Keiji Inafune is a legend in the Japanese gaming industry, having worked on franchises like Mega Man and Onimusha at Capcom. He’s also well aware of the situation of the Japanese gaming industry, which is reinforced every time he comes out to E3.
“Every year that I come to E3, year in and year out, the one thing I’ve noticed is that it seems like the Japanese game developer share seems to be getting smaller and smaller,” said Inafune. “If you look at the major titles, they’re now primarily Western. If you look at all the different signs and all the billboards, most of those are Western titles. A lot of the key announcements are also Western titles. I think to myself sometimes, if we keep on this course, the Japanese gaming market will disappear totally. That is one of the valid concerns that I have, which is why as a Japanese publisher, as Capcom, we really want to fight the good fight, and try and make our games work within this more primarily Western market.”
“So, of course, we can’t just rely on our own skill, our own Japanese developer skill and know-how, to steer us through this dark time,” Inafune continued. “It’s going to have to come through collaborative efforts and co-operation. It’s our U.S. staff, our European staff, working closely with them. Of course we are working with a lot of different Western developers as well. It’s being able to share their knowledge and information, to collaborate with them on a very in-depth level, that’s going to allow us to grow as a company and to be able to understand how the market is changing in the West, and allow us to be competitive in those markets. That’s going to be essential for us.”

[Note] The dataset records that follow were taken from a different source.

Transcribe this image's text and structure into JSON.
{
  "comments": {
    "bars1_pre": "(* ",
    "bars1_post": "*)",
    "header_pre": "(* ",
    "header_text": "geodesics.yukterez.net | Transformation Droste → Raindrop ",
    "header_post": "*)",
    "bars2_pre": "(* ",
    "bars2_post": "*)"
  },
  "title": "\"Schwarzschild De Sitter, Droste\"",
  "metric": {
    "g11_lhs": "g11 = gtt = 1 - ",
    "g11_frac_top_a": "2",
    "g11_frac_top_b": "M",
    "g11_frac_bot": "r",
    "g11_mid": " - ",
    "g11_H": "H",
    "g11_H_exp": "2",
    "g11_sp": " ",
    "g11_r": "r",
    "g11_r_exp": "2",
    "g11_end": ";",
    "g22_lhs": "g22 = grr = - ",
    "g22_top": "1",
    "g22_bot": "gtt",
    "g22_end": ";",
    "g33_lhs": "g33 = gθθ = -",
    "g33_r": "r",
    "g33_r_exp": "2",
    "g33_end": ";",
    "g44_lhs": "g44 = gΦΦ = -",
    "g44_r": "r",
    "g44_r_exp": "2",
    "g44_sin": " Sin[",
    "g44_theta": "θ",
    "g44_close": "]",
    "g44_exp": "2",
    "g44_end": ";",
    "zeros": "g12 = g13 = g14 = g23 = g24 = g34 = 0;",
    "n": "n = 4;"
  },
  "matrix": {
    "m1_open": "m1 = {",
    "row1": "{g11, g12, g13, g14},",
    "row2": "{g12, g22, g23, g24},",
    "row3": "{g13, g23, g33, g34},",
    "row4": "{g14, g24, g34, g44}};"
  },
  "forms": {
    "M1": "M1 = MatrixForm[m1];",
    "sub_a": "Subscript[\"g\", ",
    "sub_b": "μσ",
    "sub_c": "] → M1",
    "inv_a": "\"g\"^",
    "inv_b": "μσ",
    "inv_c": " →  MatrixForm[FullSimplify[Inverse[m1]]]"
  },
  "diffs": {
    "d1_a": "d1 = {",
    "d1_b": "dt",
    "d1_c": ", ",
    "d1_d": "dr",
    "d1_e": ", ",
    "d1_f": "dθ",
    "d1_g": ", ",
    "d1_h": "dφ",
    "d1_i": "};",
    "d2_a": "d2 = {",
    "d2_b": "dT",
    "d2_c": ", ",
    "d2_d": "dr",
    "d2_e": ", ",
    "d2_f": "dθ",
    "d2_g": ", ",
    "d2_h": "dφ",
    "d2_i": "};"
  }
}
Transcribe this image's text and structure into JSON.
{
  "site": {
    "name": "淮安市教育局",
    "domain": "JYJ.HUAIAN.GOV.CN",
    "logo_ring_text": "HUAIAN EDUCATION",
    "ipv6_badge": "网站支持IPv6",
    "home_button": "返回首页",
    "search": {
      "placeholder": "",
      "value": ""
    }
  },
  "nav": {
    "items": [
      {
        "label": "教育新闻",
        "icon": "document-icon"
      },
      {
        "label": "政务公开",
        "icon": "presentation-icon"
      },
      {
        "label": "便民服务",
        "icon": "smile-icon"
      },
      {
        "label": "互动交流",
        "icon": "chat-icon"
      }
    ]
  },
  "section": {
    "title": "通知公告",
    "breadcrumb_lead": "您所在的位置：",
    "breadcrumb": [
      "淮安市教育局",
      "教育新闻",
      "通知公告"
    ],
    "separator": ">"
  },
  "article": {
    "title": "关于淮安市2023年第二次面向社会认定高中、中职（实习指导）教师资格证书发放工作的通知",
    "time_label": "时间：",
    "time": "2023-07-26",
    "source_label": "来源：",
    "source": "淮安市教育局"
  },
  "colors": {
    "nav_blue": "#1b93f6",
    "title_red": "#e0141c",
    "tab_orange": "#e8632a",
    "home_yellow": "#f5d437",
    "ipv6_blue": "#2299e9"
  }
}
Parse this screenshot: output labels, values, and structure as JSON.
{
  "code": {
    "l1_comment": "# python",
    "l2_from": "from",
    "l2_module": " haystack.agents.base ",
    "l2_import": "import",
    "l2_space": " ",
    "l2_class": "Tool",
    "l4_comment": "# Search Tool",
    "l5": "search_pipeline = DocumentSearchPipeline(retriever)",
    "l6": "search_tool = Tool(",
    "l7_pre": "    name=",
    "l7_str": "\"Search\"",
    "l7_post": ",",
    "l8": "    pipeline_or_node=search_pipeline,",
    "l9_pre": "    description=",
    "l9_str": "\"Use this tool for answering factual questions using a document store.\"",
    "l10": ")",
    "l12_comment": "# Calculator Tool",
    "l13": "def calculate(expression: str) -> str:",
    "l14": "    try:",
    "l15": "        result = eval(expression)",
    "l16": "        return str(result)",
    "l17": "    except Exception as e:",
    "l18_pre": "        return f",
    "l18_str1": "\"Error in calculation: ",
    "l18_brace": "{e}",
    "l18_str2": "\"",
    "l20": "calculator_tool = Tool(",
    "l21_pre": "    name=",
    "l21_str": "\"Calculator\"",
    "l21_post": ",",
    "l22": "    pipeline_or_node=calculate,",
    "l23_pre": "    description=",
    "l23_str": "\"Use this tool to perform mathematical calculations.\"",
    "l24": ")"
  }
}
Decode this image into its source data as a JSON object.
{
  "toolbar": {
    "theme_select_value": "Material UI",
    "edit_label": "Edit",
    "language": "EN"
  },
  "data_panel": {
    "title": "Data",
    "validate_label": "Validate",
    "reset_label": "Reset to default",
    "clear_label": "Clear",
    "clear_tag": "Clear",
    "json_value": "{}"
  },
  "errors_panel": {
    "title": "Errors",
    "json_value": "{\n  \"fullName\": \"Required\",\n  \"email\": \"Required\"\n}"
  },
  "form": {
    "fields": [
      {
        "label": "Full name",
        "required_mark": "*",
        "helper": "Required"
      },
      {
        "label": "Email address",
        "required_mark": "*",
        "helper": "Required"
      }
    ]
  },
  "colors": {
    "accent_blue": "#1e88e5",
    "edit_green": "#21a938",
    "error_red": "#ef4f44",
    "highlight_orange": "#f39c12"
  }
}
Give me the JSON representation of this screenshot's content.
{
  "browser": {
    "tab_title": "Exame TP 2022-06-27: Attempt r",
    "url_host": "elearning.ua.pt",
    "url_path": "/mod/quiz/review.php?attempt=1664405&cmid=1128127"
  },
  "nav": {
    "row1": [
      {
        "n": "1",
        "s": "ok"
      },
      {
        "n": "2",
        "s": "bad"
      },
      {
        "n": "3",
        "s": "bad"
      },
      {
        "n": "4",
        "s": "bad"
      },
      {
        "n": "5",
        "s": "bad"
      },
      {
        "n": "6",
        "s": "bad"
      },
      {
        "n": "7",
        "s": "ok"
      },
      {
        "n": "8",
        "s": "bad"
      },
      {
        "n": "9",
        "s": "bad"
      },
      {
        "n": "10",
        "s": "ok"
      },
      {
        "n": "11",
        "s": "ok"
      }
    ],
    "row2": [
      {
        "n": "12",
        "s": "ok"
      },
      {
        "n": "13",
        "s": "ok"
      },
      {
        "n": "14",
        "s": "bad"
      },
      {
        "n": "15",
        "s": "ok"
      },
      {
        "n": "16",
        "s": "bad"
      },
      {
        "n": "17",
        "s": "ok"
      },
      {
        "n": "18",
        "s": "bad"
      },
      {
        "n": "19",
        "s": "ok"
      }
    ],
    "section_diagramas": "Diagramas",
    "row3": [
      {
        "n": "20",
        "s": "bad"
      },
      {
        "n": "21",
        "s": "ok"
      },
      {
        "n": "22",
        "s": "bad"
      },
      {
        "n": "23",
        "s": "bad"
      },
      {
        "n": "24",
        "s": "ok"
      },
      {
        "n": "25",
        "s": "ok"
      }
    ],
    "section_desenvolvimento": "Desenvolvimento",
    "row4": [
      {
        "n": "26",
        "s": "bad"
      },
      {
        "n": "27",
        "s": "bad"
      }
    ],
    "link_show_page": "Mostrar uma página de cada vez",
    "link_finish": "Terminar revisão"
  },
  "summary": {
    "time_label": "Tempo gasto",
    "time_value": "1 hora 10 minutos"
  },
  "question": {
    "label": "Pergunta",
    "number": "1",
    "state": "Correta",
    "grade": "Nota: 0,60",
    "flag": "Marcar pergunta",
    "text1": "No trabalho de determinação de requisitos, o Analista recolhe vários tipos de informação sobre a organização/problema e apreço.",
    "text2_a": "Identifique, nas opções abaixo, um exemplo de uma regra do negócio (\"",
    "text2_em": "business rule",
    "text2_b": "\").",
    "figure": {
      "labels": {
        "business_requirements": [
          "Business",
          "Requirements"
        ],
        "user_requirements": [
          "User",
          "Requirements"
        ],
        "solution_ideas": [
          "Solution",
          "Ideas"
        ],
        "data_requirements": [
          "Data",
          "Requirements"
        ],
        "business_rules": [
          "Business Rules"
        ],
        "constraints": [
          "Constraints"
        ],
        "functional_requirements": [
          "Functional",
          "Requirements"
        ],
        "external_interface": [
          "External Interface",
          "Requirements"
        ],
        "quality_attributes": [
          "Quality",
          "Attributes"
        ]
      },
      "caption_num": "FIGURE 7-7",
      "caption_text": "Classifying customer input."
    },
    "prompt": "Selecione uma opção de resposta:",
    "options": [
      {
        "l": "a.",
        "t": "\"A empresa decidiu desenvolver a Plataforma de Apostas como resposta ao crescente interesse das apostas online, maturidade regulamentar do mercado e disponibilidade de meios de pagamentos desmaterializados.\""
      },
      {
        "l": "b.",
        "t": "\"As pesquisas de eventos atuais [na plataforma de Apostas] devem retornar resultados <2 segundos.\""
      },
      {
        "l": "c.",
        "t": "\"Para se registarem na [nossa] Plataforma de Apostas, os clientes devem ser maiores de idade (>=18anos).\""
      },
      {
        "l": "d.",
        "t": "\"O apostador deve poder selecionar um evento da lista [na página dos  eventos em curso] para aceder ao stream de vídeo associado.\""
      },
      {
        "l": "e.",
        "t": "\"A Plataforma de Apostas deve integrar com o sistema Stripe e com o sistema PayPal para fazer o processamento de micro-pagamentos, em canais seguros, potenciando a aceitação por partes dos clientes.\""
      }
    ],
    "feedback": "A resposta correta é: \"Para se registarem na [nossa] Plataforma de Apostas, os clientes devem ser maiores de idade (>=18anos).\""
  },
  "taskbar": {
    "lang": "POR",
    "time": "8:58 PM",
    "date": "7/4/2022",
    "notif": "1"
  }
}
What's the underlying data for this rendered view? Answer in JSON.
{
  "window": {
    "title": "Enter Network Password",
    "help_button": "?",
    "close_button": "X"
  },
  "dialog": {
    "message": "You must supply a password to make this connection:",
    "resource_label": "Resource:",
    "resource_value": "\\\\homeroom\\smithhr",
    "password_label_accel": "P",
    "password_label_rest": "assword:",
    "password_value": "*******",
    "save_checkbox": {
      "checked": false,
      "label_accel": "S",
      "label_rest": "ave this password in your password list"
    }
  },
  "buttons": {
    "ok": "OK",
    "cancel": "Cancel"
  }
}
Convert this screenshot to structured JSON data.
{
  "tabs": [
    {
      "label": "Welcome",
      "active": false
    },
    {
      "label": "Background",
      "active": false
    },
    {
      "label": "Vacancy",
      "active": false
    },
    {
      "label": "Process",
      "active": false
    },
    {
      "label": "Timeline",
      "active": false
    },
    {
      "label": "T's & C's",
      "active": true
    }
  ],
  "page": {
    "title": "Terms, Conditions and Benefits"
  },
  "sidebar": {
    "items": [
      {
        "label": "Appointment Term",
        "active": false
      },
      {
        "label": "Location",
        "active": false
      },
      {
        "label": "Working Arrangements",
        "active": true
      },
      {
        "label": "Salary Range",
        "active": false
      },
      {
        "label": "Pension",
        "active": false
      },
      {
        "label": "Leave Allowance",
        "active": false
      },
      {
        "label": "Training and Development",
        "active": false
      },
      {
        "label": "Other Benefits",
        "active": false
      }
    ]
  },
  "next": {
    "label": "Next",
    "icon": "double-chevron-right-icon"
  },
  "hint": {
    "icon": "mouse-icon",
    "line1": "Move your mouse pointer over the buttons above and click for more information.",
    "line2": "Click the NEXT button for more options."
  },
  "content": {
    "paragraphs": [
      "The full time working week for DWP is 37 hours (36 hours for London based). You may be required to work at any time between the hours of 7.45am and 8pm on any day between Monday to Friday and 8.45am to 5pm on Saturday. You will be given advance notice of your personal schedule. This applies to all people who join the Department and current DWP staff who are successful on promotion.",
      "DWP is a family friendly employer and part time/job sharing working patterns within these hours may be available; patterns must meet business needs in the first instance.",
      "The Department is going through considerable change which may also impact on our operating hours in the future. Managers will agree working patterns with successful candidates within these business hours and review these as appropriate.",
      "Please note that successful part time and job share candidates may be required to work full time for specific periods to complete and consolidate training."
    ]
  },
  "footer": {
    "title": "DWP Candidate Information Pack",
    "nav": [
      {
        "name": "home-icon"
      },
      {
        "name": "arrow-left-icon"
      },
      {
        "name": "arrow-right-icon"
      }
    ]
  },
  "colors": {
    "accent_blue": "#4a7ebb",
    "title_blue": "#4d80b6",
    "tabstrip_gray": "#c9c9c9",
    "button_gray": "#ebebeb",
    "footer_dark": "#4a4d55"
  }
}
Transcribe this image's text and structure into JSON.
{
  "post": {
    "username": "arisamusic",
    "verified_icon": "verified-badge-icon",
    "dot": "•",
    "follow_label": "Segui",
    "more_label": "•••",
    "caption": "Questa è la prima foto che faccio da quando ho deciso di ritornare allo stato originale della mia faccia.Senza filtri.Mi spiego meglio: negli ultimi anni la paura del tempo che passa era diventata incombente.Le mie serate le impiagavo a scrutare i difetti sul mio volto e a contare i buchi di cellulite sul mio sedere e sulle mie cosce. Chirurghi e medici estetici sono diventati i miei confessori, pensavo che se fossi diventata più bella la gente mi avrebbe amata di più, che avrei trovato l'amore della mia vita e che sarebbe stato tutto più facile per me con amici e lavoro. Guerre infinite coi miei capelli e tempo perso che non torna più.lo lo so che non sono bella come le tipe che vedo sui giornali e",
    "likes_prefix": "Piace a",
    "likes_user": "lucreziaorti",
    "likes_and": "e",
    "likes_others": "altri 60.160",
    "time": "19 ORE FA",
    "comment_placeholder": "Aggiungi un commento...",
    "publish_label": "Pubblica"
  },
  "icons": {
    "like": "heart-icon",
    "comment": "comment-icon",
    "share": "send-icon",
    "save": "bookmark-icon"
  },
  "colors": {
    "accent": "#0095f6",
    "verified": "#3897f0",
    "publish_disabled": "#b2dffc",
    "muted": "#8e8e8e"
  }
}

“While Western developed titles like Dark Void and Bionic Commando haven’t turned out the way Capcom would have liked,” Inafune asserts that Dead Rising 2 will be different.
“With Dead Rising 2, right now, we have finally reached it. We have learned what areas work, what areas don’t work, and that has helped us to create Dead Rising 2, which looks very much like the first one, feels like it’s got that Capcom essence to it, yet there are a lot of ideas and concepts in that game that a Japanese development staff would not have come up with. So it does take the best of the West and the best of Japanese game aesthetic design,” said Inafune. “Now that we have that knowledge, we can use that in future Western titles going forward. It’s not an easy process. It took some growing pains, but we finally got there.”
“The other thing that’s changed is that come this last April, I became the global head of all R&D throughout the world for Capcom. Now I’m able to give them sound advice to all the development teams, as well as synch them up so that we all are collaborating and we’re not separate companies just because we’re on different sides of the globe. I think that’s helping a lot, too,” he added.